NAME                    SELECTOR           IP              PORT
keycloak-http-service   name=keycloak-pod  172.30.17.192   80
keycloak-https-service  name=keycloak-pod  172.30.17.62    443
postgres-service        name=postgres-pod  172.30.17.246   5432


(there are more columns, but I did not include them here)


We can see all our services listed, and we can see their IP addresses. Here we’re interested in keycloak-http-service so let’s try to access Keycloak through it from Docker host: http://172.30.17.192


Note, that if you want to access this IP address from another host (not the one hosting Docker daemon) you would have to set up routing or port forwarding.

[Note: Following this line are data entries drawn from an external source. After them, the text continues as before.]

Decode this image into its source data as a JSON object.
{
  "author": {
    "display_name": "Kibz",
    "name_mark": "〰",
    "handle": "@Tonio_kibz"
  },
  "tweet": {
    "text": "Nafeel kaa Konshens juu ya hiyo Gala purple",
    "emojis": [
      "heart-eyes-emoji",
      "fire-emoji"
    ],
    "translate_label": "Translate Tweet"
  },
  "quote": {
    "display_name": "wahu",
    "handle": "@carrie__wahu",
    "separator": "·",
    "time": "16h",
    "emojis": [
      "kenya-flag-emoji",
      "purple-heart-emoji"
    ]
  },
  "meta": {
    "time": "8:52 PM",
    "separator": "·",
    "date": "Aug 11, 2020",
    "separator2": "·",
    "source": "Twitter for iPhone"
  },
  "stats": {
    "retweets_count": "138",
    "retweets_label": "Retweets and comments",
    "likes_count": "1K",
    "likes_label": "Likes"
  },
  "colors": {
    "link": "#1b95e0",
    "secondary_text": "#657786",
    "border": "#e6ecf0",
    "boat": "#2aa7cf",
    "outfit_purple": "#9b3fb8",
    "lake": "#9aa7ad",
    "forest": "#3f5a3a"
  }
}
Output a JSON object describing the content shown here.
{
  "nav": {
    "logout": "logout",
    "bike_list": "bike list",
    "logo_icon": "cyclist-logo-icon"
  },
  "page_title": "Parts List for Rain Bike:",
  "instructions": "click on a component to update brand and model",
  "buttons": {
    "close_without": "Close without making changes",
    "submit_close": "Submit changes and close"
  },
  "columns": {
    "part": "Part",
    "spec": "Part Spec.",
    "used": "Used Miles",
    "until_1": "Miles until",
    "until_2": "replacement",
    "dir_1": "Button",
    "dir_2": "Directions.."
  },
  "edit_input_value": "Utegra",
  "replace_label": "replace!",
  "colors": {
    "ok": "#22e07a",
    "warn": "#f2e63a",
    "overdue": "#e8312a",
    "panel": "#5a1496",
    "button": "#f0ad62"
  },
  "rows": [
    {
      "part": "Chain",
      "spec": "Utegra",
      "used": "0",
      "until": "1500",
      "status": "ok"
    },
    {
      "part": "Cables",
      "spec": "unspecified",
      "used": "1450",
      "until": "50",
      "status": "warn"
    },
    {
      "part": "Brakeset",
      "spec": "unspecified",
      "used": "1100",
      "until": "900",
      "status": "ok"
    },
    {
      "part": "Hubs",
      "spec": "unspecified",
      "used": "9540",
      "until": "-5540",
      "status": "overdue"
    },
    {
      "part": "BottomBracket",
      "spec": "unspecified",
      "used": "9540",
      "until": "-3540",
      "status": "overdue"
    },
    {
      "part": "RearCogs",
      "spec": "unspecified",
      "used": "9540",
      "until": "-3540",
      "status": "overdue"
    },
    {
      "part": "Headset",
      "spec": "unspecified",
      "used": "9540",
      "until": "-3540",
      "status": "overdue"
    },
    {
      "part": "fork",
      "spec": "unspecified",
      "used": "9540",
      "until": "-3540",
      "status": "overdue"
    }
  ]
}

For example, using boot2docker on OS X, and accessing a VirtualBox instance running Docker daemon I have to go to native Terminal on OS X and type:


sudo route -n add 172.30.0.0/16 $DOCKER_IP


When browser establishes a TCP connection to port 80 of Keycloak service’s IP address, there is a tunneling proxy there that creates another connection to one of the Keycloak pods (chosen in round robin fashion), and tunnels all the traffic through to it. Each Keycloak instance will therefore see the client IP to be equal to the service IP. Also, during our browser session many connections will be established - half of them will be tunneled to one pod, the other half to the other pod. Since we have set up Keycloak in clustered mode it doesn’t matter which pod the request hits - they both use the same distributed cache, and consequently always generate the same response - without a need for sticky sessions.


Conclusion


We used an example Kubernetes configuration to start up PostgreSQL, and a cluster of two Keycloak instances on OpenShift 3 through Kubernetes, using the same Docker images available on DockerHub that we used in the previous article where we created the same kind of cluster - in that case using Docker directly.

For production quality scalable cloud we still need to provide a monitoring mechanism that detects when a Keycloak instance isn't operational.

Also worth noting is that Keycloak clustered setup used in our image requires multicast, and will only work when Keycloak pods are deployed on the same Docker host - the same Kubernetes worker node. Multicast is generally not available in production cloud environments, and the fact that it does work here is a side-effect of current implementation of OpenShift 3, and may change in the future. For a more proper cloud setup, a Kubernetes-aware direct TCP discovery mechanism should be configured on JGroups. One candidate solution for that is a kubeping project.

Also, for real high availability we should also make sure the database is highly available. In this example we used PostgreSQL, for which there are multiple ways to make it highly available, with different tradeoffs between data consistency and performance. Maybe a topic for another post.